Comunicare: il potere che non conosciamo
Torno spesso sull’argomento comunicazione, a me particolarmente caro, ma non solo per una questione di preferenza personale, quanto per un’urgenza che sempre più avverto e si avverte, in questi tempi complessi e controversi, di comprendere cosa accade nella mente di chi si esprime, in quella di chi ascolta e, in senso più ampio e generale, nell’ambito dei fenomeni sociali, quando ci esprimiamo. Oggi, non è assolutamente più possibile comunicare a caso, come magari poteva anche essere fatto in tempi passati. Non è più possibile non comprendere quali effetti produce una nostra frase, un nostro slogan o una semplice informazione che viene trasmessa in un modo o in un altro.

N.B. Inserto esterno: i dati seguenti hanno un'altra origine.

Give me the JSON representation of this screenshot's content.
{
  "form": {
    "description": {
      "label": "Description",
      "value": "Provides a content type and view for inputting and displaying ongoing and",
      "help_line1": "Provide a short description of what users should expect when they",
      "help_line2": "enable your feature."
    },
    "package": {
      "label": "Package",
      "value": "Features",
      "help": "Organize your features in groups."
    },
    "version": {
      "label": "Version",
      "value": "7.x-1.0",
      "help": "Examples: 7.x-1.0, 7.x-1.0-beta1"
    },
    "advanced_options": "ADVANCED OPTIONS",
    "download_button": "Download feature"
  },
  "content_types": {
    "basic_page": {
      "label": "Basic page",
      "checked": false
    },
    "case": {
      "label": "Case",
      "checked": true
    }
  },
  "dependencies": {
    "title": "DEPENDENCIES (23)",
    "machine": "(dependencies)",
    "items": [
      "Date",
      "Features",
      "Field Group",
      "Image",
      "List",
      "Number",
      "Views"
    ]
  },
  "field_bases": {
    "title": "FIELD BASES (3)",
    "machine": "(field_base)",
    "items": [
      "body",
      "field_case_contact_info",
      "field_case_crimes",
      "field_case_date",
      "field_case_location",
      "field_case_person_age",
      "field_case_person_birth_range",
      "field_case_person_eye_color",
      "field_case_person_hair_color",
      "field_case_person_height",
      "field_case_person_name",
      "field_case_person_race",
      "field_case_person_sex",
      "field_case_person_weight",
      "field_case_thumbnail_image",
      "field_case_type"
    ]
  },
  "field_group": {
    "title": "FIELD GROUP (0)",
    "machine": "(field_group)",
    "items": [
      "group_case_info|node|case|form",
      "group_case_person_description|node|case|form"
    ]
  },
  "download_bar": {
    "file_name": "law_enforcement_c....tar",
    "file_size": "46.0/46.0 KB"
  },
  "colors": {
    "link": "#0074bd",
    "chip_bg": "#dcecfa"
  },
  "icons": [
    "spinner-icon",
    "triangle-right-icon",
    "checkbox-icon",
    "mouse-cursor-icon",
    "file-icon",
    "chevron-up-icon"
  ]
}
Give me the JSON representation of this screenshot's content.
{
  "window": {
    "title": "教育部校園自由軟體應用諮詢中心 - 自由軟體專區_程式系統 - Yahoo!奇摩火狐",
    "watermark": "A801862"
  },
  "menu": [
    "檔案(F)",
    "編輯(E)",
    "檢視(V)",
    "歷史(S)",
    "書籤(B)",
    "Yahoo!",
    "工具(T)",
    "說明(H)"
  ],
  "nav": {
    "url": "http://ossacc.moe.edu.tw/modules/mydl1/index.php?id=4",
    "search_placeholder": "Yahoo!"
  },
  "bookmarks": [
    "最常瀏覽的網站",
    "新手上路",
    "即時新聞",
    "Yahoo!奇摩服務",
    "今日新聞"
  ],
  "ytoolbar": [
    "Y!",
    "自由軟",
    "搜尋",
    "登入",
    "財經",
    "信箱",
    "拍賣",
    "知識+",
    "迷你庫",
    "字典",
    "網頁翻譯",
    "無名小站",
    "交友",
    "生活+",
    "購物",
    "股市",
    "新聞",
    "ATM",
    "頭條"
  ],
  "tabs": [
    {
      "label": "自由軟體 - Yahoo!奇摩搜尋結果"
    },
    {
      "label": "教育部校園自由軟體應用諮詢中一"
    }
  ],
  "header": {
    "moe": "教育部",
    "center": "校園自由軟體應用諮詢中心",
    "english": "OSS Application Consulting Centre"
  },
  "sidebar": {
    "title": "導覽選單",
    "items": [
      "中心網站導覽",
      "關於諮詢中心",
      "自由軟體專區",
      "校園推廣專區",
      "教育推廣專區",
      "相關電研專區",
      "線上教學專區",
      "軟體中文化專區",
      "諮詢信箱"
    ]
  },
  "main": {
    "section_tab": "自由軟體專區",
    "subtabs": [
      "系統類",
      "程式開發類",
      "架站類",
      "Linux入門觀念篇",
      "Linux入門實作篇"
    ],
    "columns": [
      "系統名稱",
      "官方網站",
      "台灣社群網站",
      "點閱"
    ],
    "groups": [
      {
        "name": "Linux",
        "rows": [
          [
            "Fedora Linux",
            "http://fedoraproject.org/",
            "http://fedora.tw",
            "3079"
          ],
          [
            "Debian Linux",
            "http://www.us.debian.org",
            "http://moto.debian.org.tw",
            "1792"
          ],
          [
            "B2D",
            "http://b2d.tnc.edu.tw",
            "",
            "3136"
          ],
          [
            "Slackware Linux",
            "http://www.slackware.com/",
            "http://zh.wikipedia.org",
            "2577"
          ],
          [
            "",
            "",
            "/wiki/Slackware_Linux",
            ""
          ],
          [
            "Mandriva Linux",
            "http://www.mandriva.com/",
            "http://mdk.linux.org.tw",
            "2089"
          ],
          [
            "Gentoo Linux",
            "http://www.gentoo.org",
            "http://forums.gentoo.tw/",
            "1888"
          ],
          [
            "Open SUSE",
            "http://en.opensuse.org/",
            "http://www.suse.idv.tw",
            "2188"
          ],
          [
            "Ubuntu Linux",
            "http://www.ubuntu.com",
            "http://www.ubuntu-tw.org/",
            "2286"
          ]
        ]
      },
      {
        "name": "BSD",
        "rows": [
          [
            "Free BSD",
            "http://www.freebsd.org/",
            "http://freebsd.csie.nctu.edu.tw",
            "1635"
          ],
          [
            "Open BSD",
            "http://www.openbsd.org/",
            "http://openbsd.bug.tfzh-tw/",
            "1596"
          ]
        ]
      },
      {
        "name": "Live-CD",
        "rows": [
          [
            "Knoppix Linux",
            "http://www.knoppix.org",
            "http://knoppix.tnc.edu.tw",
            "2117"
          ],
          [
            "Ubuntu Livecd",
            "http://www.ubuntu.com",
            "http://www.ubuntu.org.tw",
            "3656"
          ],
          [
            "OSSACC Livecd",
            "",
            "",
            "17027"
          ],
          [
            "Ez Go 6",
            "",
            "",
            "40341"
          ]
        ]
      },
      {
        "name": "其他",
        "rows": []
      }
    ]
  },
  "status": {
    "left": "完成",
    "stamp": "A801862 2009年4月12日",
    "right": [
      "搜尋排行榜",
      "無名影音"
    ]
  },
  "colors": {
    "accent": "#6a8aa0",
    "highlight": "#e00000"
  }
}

Tuttavia, nonostante i numerosissimi corsi che si susseguono, sia a livello nazionale che mondiale, sul linguaggio, sulla comunicazione verbale e non verbale, troppa gente, ancora ignora cosa davvero accade quando diamo voce ai nostri pensieri e soprattutto come formulare in modo congruente ciò che ci urge dire per ottenere davvero i risultati che intendiamo ottenere. Le trappole del linguaggio sono tante e non esserne al corrente può portare a conseguenze completamente opposte a quelle che ci animano. La comunicazione può anche arrecare danni proprio là dove, invece, vogliamo produrre soltanto benefici.
E allora, in questi tempi moderni, corsi, percorsi, seminari, stage, workshop sulla comunicazione, con tutte le sue semplici e nello stesso tempo complesse regole, dovrebbero essere imposti obbligatoriamente a tutti, a partire sin dalla tenera età, ma in particolar modo dovrebbero essere pane quotidiano per i giornalisti, per chi intraprende la carriera come personaggio pubblico, per chi si mette alla guida di movimenti, per chi decide di intraprendere battaglie.
E prima ancora di esprimersi bisogna necessariamente non partire d’istinto ma chiedersi sempre: cosa voglio ottenere? Qual è lo scopo che mi sto proponendo? Voglio rinforzare un certo fenomeno o indebolirlo? Voglio esaltare un disvalore o esaltare un valore? Chi o cosa voglio rafforzare o indebolire? In quale direzione voglio far cambiare un certo comportamento? Dove voglio far dirigere l’attenzione di chi mi ascolterà o leggerà? E solo dopo, molto dopo, quando si avranno le idee ben chiare, trovare le parole, le frasi, le asserzioni giuste, composte in una modalità efficace per raggiungere in pieno il proprio obiettivo.
Certo, tutto questo può apparire faticoso, complicato ma in realtà è molto semplice e naturale se ci impegniamo semplicemente a rieducarci a livello linguistico e a fare completamente nostro un nuovo linguaggio che ci porti a risultati soddisfacenti. Gradualmente nulla sembrerà più tanto difficile ma solo ovvio. E finiremo per chiederci: come abbiamo fatto per tanti decenni ad esprimerci senza comprendere cosa stavamo dicendo e perché e come abbiamo fatto a sottovalutare la forza, il potere, in positivo e in negativo, delle nostre parole su noi stessi, sugli altri e sulla società in genere? Quando diverremo davvero consapevoli di tutto questo e impareremo ad usare il linguaggio per lo strumento che davvero è, allora il mondo potrà cambiare. Fino ad allora, no.